Ich
bin unglücklich in dich verliebt. Obwohl ich einen Freund habe, mit
dem ich glücklich bin. Und obwohl wir eigentlich nur Freunde sein
sollten. Und das Schlimmste daran ist: Ich bin selbst an dem ganzen
Schuld.
Wie
ich mich in dich verliebte
Wir
kennen uns noch nicht so lange, eigentlich nur ein paar Monate. Und
trotzdem habe ich mich Hals über Kopf in dich verliebt. Dabei ist
die Geschichte unseres Kennenlernens alles andere als normal: Ich
suchte nur ein unverbindliches Abenteuer auf Tinder. Nach einem
Treffen wollte ich mich eigentlich nicht mehr treffen. Doch du
suchtest von Anfang an jemanden für etwas Längeres. Trotzdem sollte
es nichts Ernstes sein, aber du wolltest nicht gleich mit der erst
Besten ins Bett. Was ich total verstehen habe. Eigentlich hätte es
nicht zwischen uns gepasst, weil wir so unterschiedliche Wünsche
haben. Aber es hat gleich gefunkt, zumindest auf meiner Seite. Du
wolltest nur rummachen, ich wollte beim ersten Mal mehr. Es machte
mich verrückt, dass du mir so nah warst und wir nicht weitergehen
konnten. Du warst so anders als die anderen, die ich davor
kennenlernte. Alle wollten sofort nur das Eine, doch du hast dir Zeit
gelassen. Und mit mir gleich Geheimnisse geteilt. Irgendwie spürte
ich so eine emotionale Bindung zwischen uns beiden, als ob wir uns
schon länger kennen würden. Dieses ganze Kuscheln und Rummachen war
so gar nicht von mir geplant – aber es fühlte sich so gut und
richtig an. Es war so ganz anders als die Erfahrungen, die ich davor
gesammelt hatte. Und wahrscheinlich habe ich mich deswegen wohl auch
in dich verliebt.
Wir
trafen uns noch einmal, dieses Mal konntest du dich doch nicht mehr
halten und wir wurden so richtig intim. Es war nicht so besonders,
aber irgendwie doch schön. Ich konnte stundenlang mit dir kuscheln,
dich streicheln, dich küssen und berühren ohne, dass wir
miteinander reden mussten und ohne, dass es langweilig wurde. Ich war
wie auf Wolke Sieben. Doch in meinem Hinterkopf war immer der
Gedanke: Das geht so nicht weiter, es muss aufhören. Es muss
aufhören. Es war Dezember, im nächsten Jahr wollte ich mit all dem
aufhören, und mich wieder nur auf meinen Freund konzentrieren.

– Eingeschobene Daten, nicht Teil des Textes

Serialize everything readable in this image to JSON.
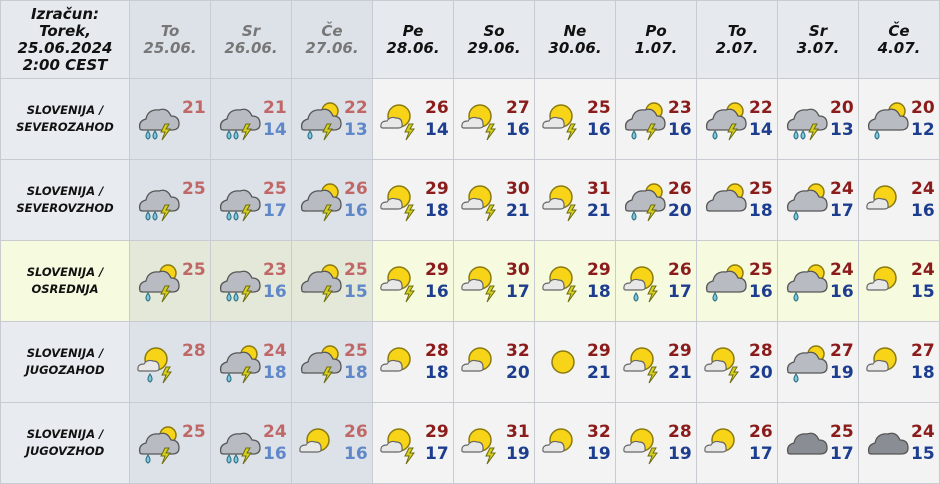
{
  "header": {
    "calc": [
      "Izračun:",
      "Torek,",
      "25.06.2024",
      "2:00 CEST"
    ],
    "days": [
      {
        "d": "To",
        "date": "25.06.",
        "past": true
      },
      {
        "d": "Sr",
        "date": "26.06.",
        "past": true
      },
      {
        "d": "Če",
        "date": "27.06.",
        "past": true
      },
      {
        "d": "Pe",
        "date": "28.06."
      },
      {
        "d": "So",
        "date": "29.06."
      },
      {
        "d": "Ne",
        "date": "30.06."
      },
      {
        "d": "Po",
        "date": "1.07."
      },
      {
        "d": "To",
        "date": "2.07."
      },
      {
        "d": "Sr",
        "date": "3.07."
      },
      {
        "d": "Če",
        "date": "4.07."
      }
    ]
  },
  "colors": {
    "max": "#8b1c1c",
    "min": "#1d3d8f",
    "highlight": "#f6fadf"
  },
  "rows": [
    {
      "loc": [
        "SLOVENIJA /",
        "SEVEROZAHOD"
      ],
      "cells": [
        {
          "icon": "cloud-rain-thunder",
          "max": "21",
          "min": ""
        },
        {
          "icon": "cloud-rain-thunder",
          "max": "21",
          "min": "14"
        },
        {
          "icon": "cloud-sun-rain-thunder",
          "max": "22",
          "min": "13"
        },
        {
          "icon": "sun-cloud-thunder",
          "max": "26",
          "min": "14"
        },
        {
          "icon": "sun-cloud-thunder",
          "max": "27",
          "min": "16"
        },
        {
          "icon": "sun-cloud-thunder",
          "max": "25",
          "min": "16"
        },
        {
          "icon": "cloud-sun-rain-thunder",
          "max": "23",
          "min": "16"
        },
        {
          "icon": "cloud-sun-rain-thunder",
          "max": "22",
          "min": "14"
        },
        {
          "icon": "cloud-rain-thunder",
          "max": "20",
          "min": "13"
        },
        {
          "icon": "cloud-sun-rain",
          "max": "20",
          "min": "12"
        }
      ]
    },
    {
      "loc": [
        "SLOVENIJA /",
        "SEVEROVZHOD"
      ],
      "cells": [
        {
          "icon": "cloud-rain-thunder",
          "max": "25",
          "min": ""
        },
        {
          "icon": "cloud-rain-thunder",
          "max": "25",
          "min": "17"
        },
        {
          "icon": "cloud-sun-thunder",
          "max": "26",
          "min": "16"
        },
        {
          "icon": "sun-cloud-thunder",
          "max": "29",
          "min": "18"
        },
        {
          "icon": "sun-cloud-thunder",
          "max": "30",
          "min": "21"
        },
        {
          "icon": "sun-cloud-thunder",
          "max": "31",
          "min": "21"
        },
        {
          "icon": "cloud-sun-rain-thunder",
          "max": "26",
          "min": "20"
        },
        {
          "icon": "cloud-sun",
          "max": "25",
          "min": "18"
        },
        {
          "icon": "cloud-sun-rain",
          "max": "24",
          "min": "17"
        },
        {
          "icon": "sun-cloud",
          "max": "24",
          "min": "16"
        }
      ]
    },
    {
      "loc": [
        "SLOVENIJA /",
        "OSREDNJA"
      ],
      "highlight": true,
      "cells": [
        {
          "icon": "cloud-sun-rain-thunder",
          "max": "25",
          "min": ""
        },
        {
          "icon": "cloud-rain-thunder",
          "max": "23",
          "min": "16"
        },
        {
          "icon": "cloud-sun-thunder",
          "max": "25",
          "min": "15"
        },
        {
          "icon": "sun-cloud-thunder",
          "max": "29",
          "min": "16"
        },
        {
          "icon": "sun-cloud-thunder",
          "max": "30",
          "min": "17"
        },
        {
          "icon": "sun-cloud-thunder",
          "max": "29",
          "min": "18"
        },
        {
          "icon": "sun-cloud-rain-thunder",
          "max": "26",
          "min": "17"
        },
        {
          "icon": "cloud-sun-rain",
          "max": "25",
          "min": "16"
        },
        {
          "icon": "cloud-sun-rain",
          "max": "24",
          "min": "16"
        },
        {
          "icon": "sun-cloud",
          "max": "24",
          "min": "15"
        }
      ]
    },
    {
      "loc": [
        "SLOVENIJA /",
        "JUGOZAHOD"
      ],
      "cells": [
        {
          "icon": "sun-cloud-rain-thunder",
          "max": "28",
          "min": ""
        },
        {
          "icon": "cloud-sun-rain-thunder",
          "max": "24",
          "min": "18"
        },
        {
          "icon": "cloud-sun-thunder",
          "max": "25",
          "min": "18"
        },
        {
          "icon": "sun-cloud",
          "max": "28",
          "min": "18"
        },
        {
          "icon": "sun-cloud",
          "max": "32",
          "min": "20"
        },
        {
          "icon": "sun",
          "max": "29",
          "min": "21"
        },
        {
          "icon": "sun-cloud-thunder",
          "max": "29",
          "min": "21"
        },
        {
          "icon": "sun-cloud-thunder",
          "max": "28",
          "min": "20"
        },
        {
          "icon": "cloud-sun-rain",
          "max": "27",
          "min": "19"
        },
        {
          "icon": "sun-cloud",
          "max": "27",
          "min": "18"
        }
      ]
    },
    {
      "loc": [
        "SLOVENIJA /",
        "JUGOVZHOD"
      ],
      "cells": [
        {
          "icon": "cloud-sun-rain-thunder",
          "max": "25",
          "min": ""
        },
        {
          "icon": "cloud-rain-thunder",
          "max": "24",
          "min": "16"
        },
        {
          "icon": "sun-cloud",
          "max": "26",
          "min": "16"
        },
        {
          "icon": "sun-cloud-thunder",
          "max": "29",
          "min": "17"
        },
        {
          "icon": "sun-cloud-thunder",
          "max": "31",
          "min": "19"
        },
        {
          "icon": "sun-cloud",
          "max": "32",
          "min": "19"
        },
        {
          "icon": "sun-cloud-thunder",
          "max": "28",
          "min": "19"
        },
        {
          "icon": "sun-cloud",
          "max": "26",
          "min": "17"
        },
        {
          "icon": "cloud",
          "max": "25",
          "min": "17"
        },
        {
          "icon": "cloud",
          "max": "24",
          "min": "15"
        }
      ]
    }
  ]
}
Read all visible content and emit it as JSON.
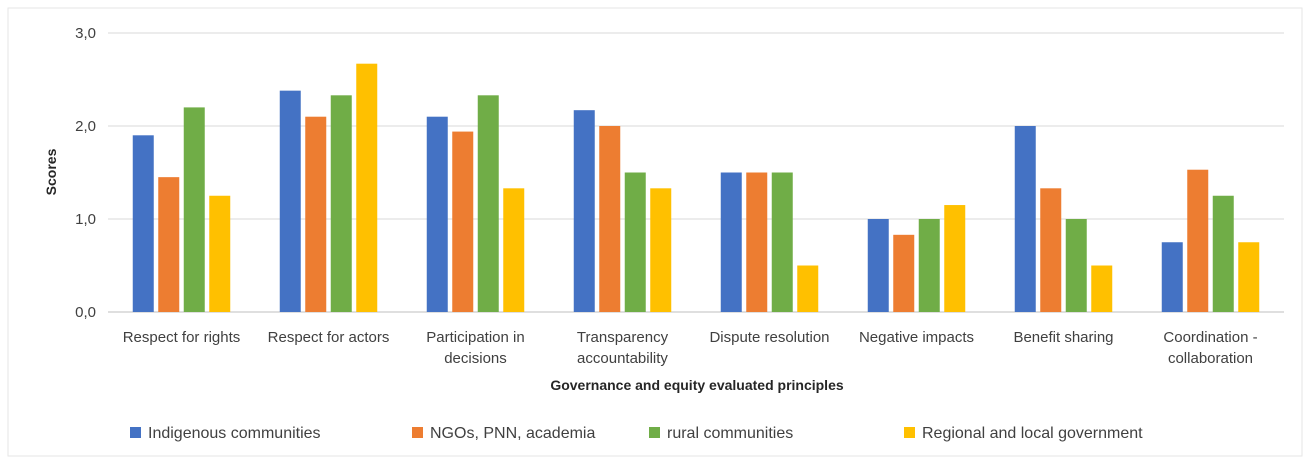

Allein der Gedanke, dich nicht mehr zu sehen, zerriss mir beinahe das
Herz. Wie konnte ich ohne dich sein? Du warst meine Lieblingsdroge.
Aus
Freundschaft Plus wurde Freundschaft Minus
Doch
es führte kein Weg daran vorbei. Über Whatsapp schrieb ich dir,
dass wir uns nicht mehr so treffen können: „Können wir Freunde
bleiben?“ Überraschenderweise schriebst du: „Ich fand es die
beiden Male richtig schön mit dir, nicht nur das Körperliche. Lass
es uns freundschaftlich versuchen.“ Ich war mega happy! Auch wenn
dann von dir kam: „Ich werde diese Treffen echt vermissen, hatte
mich eigentlich schon darauf gefreut..“ Ja, so ging es mir auch,
aber es musste sein.
Und
als wir uns dann zum ersten Mal tagsüber nur platonisch trafen, war
es gar nicht komisch. Da war nichts von Scham oder schlechtem
Gewissen zu spüren. Okay, ich fühlte mich immer noch zu dir
hingezogen, fand dich immer noch attraktiv. Aber ich konnte die
Finger von dir lassen. Und so blieb es also zwischen uns ganz
platonisch. Und ich fand es gut so, wir verstanden uns nach wie vor
gut und ich dachte mir: Hey, es klappt doch ganz gut mit uns als
Freunde. Wir schrieben nach dem Treffen schnell wieder miteinander,
so gut wie täglich. Ich fand das schön, wunderte mich aber, ob das
normal ist. Schreibt man mit einem gewöhnlichen Freund täglich? Mit
anderen Freunden habe ich viel seltener Kontakt vielleicht alle paar
Wochen oder sogar nur einmal im Monat. Irgendwie war es zwischen uns
doch etwas anders. Ich genoss es trotzdem und freute mich über jede
deiner Nachrichten.
Doch
nach unserem zweiten freundschaftlichen Treffen kam keine Antwort.
Ich war es gewohnt, dass du mir regelmäßig geschrieben hattest.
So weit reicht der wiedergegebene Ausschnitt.